Se cercate qualcosa di totalmente estraneo alle offerte del pop balneare che impazzano in queste settimane, consiglio di buttar l’orecchio all’impervio ritorno solista di Thom Yorke: nove brani per poco più di trequarti d’ora di musica rarefatta, ipnotica, straniante.
Ne escono sempre meno di dischi così avulsi dai diktat dei mercati, e ancor più rari sono quelli che riescono a conquistarsi un posto nei quartieri alti delle classifiche. York c’è riuscito in virtù di un blasone invidiabile e di una credibilità artistica accumulata in decenni di rigore e coerenza espressiva, sia da solo che coi Radiohead di cui è stato da sempre il leader carismatico.

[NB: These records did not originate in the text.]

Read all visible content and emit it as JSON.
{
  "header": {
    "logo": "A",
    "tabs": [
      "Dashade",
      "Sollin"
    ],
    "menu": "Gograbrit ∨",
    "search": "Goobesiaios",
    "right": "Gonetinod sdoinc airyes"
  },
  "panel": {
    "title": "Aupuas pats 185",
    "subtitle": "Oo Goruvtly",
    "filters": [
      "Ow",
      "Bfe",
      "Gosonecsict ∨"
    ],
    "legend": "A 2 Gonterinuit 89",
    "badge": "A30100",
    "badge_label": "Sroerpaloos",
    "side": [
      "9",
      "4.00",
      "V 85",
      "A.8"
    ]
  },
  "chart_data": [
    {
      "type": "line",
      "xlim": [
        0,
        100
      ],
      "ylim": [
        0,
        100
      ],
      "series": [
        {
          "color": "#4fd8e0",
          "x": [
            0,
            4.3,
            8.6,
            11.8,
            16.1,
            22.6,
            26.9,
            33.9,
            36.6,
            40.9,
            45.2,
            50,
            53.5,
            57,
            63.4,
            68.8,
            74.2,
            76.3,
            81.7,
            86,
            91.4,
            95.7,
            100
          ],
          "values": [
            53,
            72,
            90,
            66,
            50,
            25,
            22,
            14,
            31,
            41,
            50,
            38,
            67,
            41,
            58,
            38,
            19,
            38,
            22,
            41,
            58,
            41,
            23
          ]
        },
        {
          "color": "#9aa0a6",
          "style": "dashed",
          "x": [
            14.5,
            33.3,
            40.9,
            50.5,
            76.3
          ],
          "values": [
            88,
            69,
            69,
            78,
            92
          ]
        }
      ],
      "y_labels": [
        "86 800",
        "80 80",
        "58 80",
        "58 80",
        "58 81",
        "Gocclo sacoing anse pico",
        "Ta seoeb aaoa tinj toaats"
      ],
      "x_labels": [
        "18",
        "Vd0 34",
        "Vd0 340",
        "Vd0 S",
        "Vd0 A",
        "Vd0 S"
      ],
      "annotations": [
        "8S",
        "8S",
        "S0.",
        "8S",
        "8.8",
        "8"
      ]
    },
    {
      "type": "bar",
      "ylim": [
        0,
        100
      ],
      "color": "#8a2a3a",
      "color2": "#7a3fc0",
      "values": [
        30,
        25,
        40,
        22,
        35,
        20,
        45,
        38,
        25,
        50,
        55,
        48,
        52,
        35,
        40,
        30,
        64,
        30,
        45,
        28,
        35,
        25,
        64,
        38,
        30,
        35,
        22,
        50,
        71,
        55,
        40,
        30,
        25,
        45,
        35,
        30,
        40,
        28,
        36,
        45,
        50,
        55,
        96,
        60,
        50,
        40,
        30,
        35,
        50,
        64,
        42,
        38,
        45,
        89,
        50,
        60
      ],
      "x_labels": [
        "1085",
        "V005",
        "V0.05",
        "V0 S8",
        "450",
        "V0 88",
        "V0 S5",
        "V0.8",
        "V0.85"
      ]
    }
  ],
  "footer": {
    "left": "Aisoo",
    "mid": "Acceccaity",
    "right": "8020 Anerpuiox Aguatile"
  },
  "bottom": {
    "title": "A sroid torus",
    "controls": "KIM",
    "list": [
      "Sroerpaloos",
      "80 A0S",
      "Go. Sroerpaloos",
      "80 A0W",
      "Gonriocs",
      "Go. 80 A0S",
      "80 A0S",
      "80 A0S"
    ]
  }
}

“Uno spazio contemplativo della condizione d’ansia in cui viviamo”: così l’autorevole sito Rockol ha definito questa sesta avventura solista dell’artista britannico. Campionamenti elettronici, loop, immersioni sonore che dilatano, stravolgono, polverizzano i concetti canonici di canzone per offrire un racconto distopico dell’oggi. E sullo sfondo, sottinteso dal titolo, uno dei grandi enigmi antropologici che ci aspettano dietro l’angolo: che rapporto avremo con l’intelligenza artificiale?
Yorke è un’artista e questo suo nuovo lavoro solista non da’ risposte, ma costringe ad immergersi in questo interrogativo accompagnati da un atmosfera sonora tracimante di suggestioni.